Boeing's Starliner capsule returns to Earth, completes test flight successfully
Boeing’s CST-100 Starliner spacecraft has returned to Earth after successfully completing an orbital flight test to the International Space Station (ISS).
The uncrewed spacecraft landed at the U.S. Army’s White Sands Missile Range in New Mexico at 17:49 Central Time on May 25, 2022.
Designed to transport astronauts to the ISS, the Starliner launched on a United Launch Alliance Atlas V rocket at 18:54 Eastern time from Space Launch Complex 41 at Cape Canaveral Space Force Station in Florida on May 19, 2022.
The @BoeingSpace #Starliner completed Orbital Flight Test-2, touching down at White Sands Space Harbor.— NASA (@NASA) May 26, 2022
This flight demonstrated launch, docking to @Space_Station, reentry, and landing — data to help prove that the capsule can safely carry astronauts. https://t.co/URKJoePcSr pic.twitter.com/4hOHBROalb
The spacecraft made its first connection with the space station on May 20, 2022 at 19:28 Central Time.
“We have had an excellent flight test of a complex system that we expected to learn from along the way and we have,” vice president and program manager for Boeing Commercial Crew Program Mark Nappi said in a statement.
“Thank you to the NASA and Boeing teammates who have put so much of themselves into Starliner.”
The test flight, which is part of Boeing’s contract with NASA, marks an important step in certifying the Starliner capsule to eventually carry astronauts into space.
The successful test flight mission is Boeing’s third attempt.

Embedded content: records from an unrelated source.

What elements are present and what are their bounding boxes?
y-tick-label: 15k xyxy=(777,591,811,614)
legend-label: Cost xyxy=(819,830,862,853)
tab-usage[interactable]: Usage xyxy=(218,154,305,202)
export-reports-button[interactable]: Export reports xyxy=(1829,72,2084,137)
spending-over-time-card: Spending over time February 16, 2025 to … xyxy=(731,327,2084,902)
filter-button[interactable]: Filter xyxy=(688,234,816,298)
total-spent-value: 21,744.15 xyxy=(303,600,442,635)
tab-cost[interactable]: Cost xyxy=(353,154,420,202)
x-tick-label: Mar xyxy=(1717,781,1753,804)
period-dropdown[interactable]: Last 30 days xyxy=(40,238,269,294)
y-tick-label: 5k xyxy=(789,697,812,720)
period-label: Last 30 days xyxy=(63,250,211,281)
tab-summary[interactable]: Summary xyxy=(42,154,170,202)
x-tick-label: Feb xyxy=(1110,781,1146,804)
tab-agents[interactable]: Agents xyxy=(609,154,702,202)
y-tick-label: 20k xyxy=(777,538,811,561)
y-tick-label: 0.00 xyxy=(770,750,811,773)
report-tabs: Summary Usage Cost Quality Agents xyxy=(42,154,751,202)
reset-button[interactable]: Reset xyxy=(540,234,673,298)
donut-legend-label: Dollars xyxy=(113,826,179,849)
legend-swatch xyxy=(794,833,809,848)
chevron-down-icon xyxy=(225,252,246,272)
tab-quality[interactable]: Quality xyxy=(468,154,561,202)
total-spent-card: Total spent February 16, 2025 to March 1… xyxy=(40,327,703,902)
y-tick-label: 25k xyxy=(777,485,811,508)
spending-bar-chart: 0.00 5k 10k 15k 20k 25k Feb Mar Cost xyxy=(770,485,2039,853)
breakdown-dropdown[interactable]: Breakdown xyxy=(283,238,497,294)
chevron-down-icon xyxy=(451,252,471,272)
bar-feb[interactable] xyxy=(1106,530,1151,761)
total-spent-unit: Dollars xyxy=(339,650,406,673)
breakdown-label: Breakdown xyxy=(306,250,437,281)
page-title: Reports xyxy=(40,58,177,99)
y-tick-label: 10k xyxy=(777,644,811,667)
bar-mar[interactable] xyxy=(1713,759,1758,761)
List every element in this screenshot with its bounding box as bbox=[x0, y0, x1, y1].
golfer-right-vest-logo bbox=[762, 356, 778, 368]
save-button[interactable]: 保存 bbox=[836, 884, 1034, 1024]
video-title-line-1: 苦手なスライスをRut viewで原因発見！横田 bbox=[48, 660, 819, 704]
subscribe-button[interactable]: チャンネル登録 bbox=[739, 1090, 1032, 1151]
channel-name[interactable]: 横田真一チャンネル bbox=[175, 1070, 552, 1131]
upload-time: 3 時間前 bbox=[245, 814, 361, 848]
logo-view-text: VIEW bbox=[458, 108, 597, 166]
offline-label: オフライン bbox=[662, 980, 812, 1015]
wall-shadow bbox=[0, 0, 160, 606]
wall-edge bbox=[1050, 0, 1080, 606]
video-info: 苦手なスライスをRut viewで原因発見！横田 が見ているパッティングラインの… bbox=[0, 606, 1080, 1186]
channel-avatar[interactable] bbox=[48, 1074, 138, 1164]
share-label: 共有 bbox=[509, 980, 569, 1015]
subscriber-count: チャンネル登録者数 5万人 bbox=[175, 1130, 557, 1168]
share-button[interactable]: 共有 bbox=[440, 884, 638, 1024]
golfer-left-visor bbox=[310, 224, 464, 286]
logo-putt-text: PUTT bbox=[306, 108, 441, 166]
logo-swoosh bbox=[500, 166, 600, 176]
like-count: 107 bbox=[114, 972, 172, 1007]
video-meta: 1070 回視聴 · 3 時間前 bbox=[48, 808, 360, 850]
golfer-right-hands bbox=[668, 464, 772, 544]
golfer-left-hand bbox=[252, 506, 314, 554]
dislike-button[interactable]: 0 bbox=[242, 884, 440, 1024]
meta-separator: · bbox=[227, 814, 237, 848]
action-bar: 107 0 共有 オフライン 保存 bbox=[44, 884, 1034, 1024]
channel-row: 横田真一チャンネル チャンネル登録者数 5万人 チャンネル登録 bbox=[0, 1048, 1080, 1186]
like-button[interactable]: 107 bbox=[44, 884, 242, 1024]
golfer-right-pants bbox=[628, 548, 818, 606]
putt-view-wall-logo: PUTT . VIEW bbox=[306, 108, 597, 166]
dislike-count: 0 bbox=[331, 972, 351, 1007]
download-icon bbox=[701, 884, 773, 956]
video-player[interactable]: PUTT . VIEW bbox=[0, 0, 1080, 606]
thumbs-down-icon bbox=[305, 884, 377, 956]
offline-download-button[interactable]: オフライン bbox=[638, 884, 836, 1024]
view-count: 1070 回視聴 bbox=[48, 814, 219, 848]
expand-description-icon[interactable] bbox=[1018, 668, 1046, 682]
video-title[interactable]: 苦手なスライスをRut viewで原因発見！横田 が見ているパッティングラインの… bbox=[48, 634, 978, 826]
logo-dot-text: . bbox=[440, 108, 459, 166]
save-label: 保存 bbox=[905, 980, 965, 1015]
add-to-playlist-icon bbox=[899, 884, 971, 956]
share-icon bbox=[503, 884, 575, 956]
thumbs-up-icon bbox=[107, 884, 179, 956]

In 2019, a maiden uncrewed flight failed to attain the proper orbit, while the next launch attempt in July 2021 had system errors, which caused further delays.
According to Boeing, the successful orbital test flight also demonstrated the following:
End-to-end performance of the Atlas V rocket and Starliner spacecraft through launch, ascent, on-orbit, re-entry and landing;
Starliner’s autonomous software and the on-orbit operation of its avionics system, docking system, communications/telemetry systems, environmental control systems, solar arrays, electrical power systems, and propulsion systems;
Ability to hold docking attitude, receive commands from the space station crew, and command holds and retreats during final station approach;
Battery charging, hatch open and close, establishing joint ventilation with the station, file transfer and cargo transfer.